Reflections on the Emotional Content of Sparring

by Blaze W., JLAG dojo

aablaze_sparMany strong emotions come up in sparring — lots of fear, sometimes anger, joy, surprise, frustration, etc. — the emotions themselves are not a problem.  In fact, they’re a source of energy.  The problem is often the stories that we bring to sparring, or that come up in sparring, that have emotions and beliefs about ourselves attached.  Stories like “I have to win” or “I can’t look bad” or “I’m lousy at this” or “I’m going to get hurt.”  It’s the stories that freeze you up, take you out of the moment — that lead you to try to prove or disprove them, and doing that takes you out of relationship with your partner.  If the stories stay unconscious, they can lead you to hit too hard, or run too far, to move in abject fear, or strike in anger.  Then you’re not fighting your partner anymore, but with yourself, your past.  They’re your stories, so they’ll always come up in some form, but you can learn to make some space around them, and free yourself up more to be in the moment.  This also frees you up to access the power of the ground.

The key is to focus your intent on being in the present and engaging your partner, with all your emotions, spirit, heart, intelligence and courage.
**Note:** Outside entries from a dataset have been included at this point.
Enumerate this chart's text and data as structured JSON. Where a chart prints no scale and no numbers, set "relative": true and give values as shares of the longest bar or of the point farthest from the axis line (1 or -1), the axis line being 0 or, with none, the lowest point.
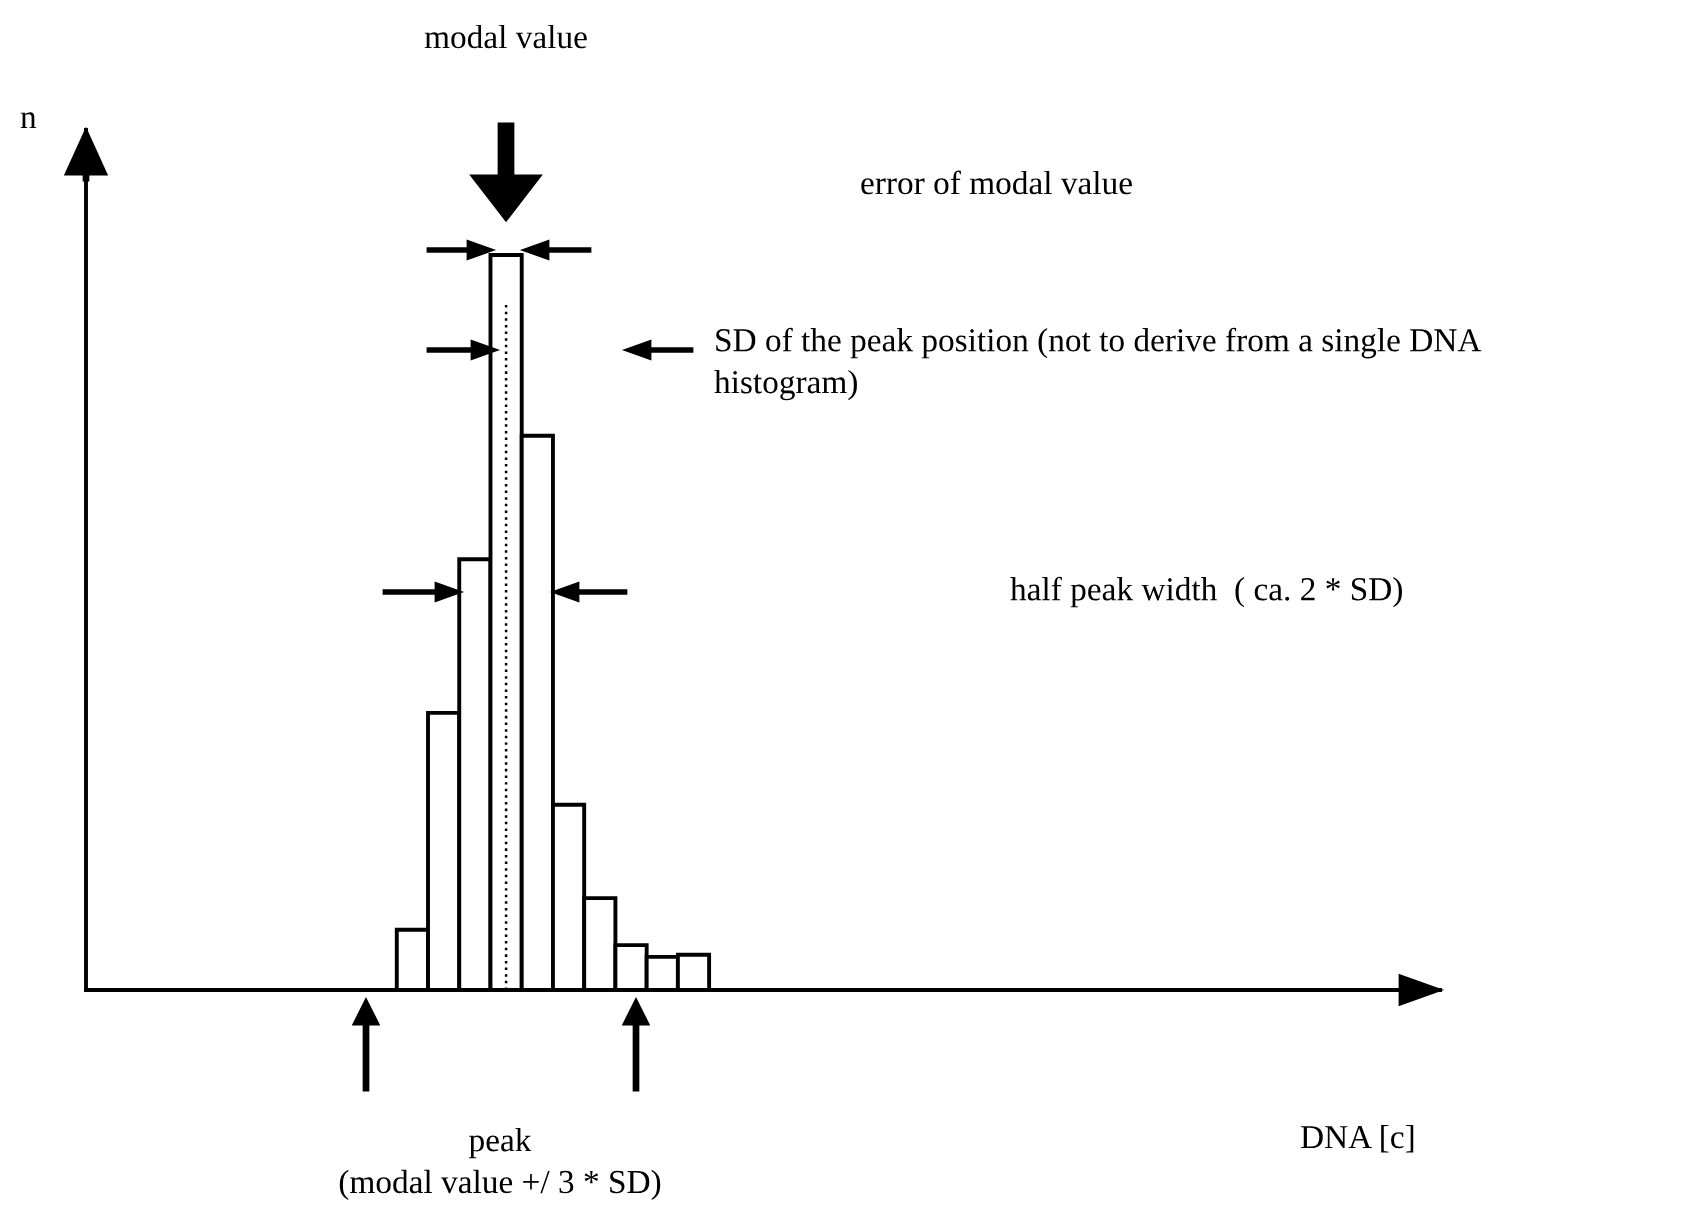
{
  "chart_data": {
    "type": "bar",
    "relative": true,
    "categories": [
      null,
      null,
      null,
      null,
      null,
      null,
      null,
      null,
      null,
      null
    ],
    "values": [
      0.082,
      0.377,
      0.586,
      1,
      0.754,
      0.252,
      0.125,
      0.061,
      0.045,
      0.048
    ],
    "color": "#ffffff",
    "annotations": [
      "modal value",
      "error of modal value",
      "SD of the peak position (not to derive from a single DNA\nhistogram)",
      "half peak width  ( ca. 2 * SD)",
      "peak\n(modal value +/ 3 * SD)",
      "n",
      "DNA [c]"
    ]
  }
}
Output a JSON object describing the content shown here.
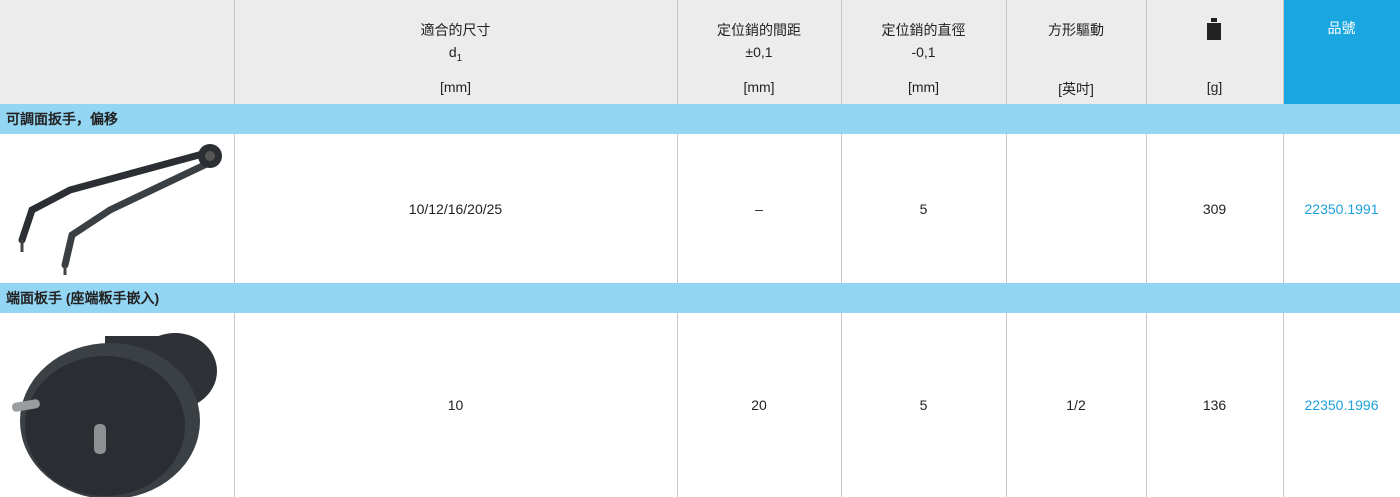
{
  "header": {
    "columns": [
      {
        "title": "適合的尺寸",
        "symbol": "d",
        "symbol_sub": "1",
        "unit": "[mm]"
      },
      {
        "title": "定位銷的間距",
        "tolerance": "±0,1",
        "unit": "[mm]"
      },
      {
        "title": "定位銷的直徑",
        "tolerance": "-0,1",
        "unit": "[mm]"
      },
      {
        "title": "方形驅動",
        "unit": "[英吋]"
      },
      {
        "unit": "[g]"
      }
    ],
    "part_number": "品號"
  },
  "sections": [
    {
      "title": "可調面扳手，偏移",
      "rows": [
        {
          "size": "10/12/16/20/25",
          "spacing": "–",
          "diameter": "5",
          "weight": "309",
          "part_number": "22350.1991"
        }
      ]
    },
    {
      "title": "端面板手 (座端粄手嵌入)",
      "rows": [
        {
          "size": "10",
          "spacing": "20",
          "diameter": "5",
          "drive": "1/2",
          "weight": "136",
          "part_number": "22350.1996"
        }
      ]
    }
  ]
}
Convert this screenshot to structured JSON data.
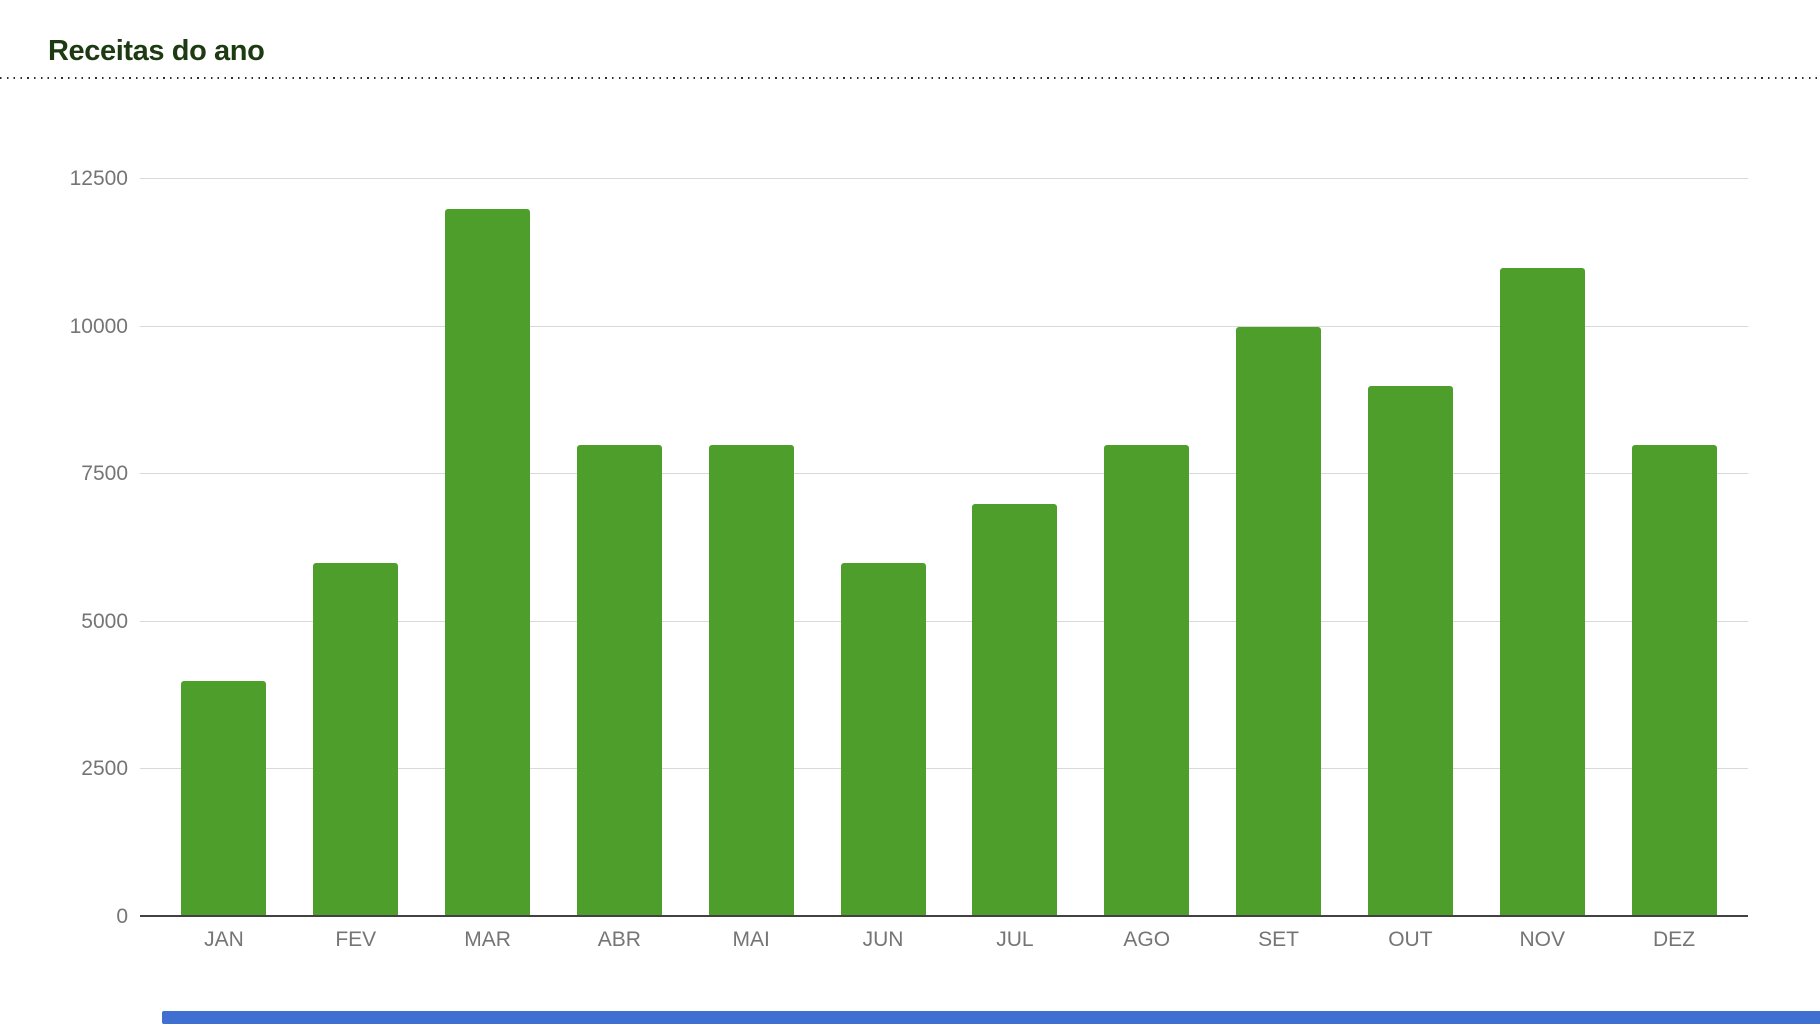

When you and your partner are present and engaged, you can match and meet each other, play on your edge together. If you start a fight with the intent only to survive, then you’ll focus only on the fear and while you will survive, it won’t be that fun; if you start with the intent only to dominate your partner, you leave little room for spontaneity or new learning.  But if you start with the intent to be present and engage, then a whole different fight can emerge.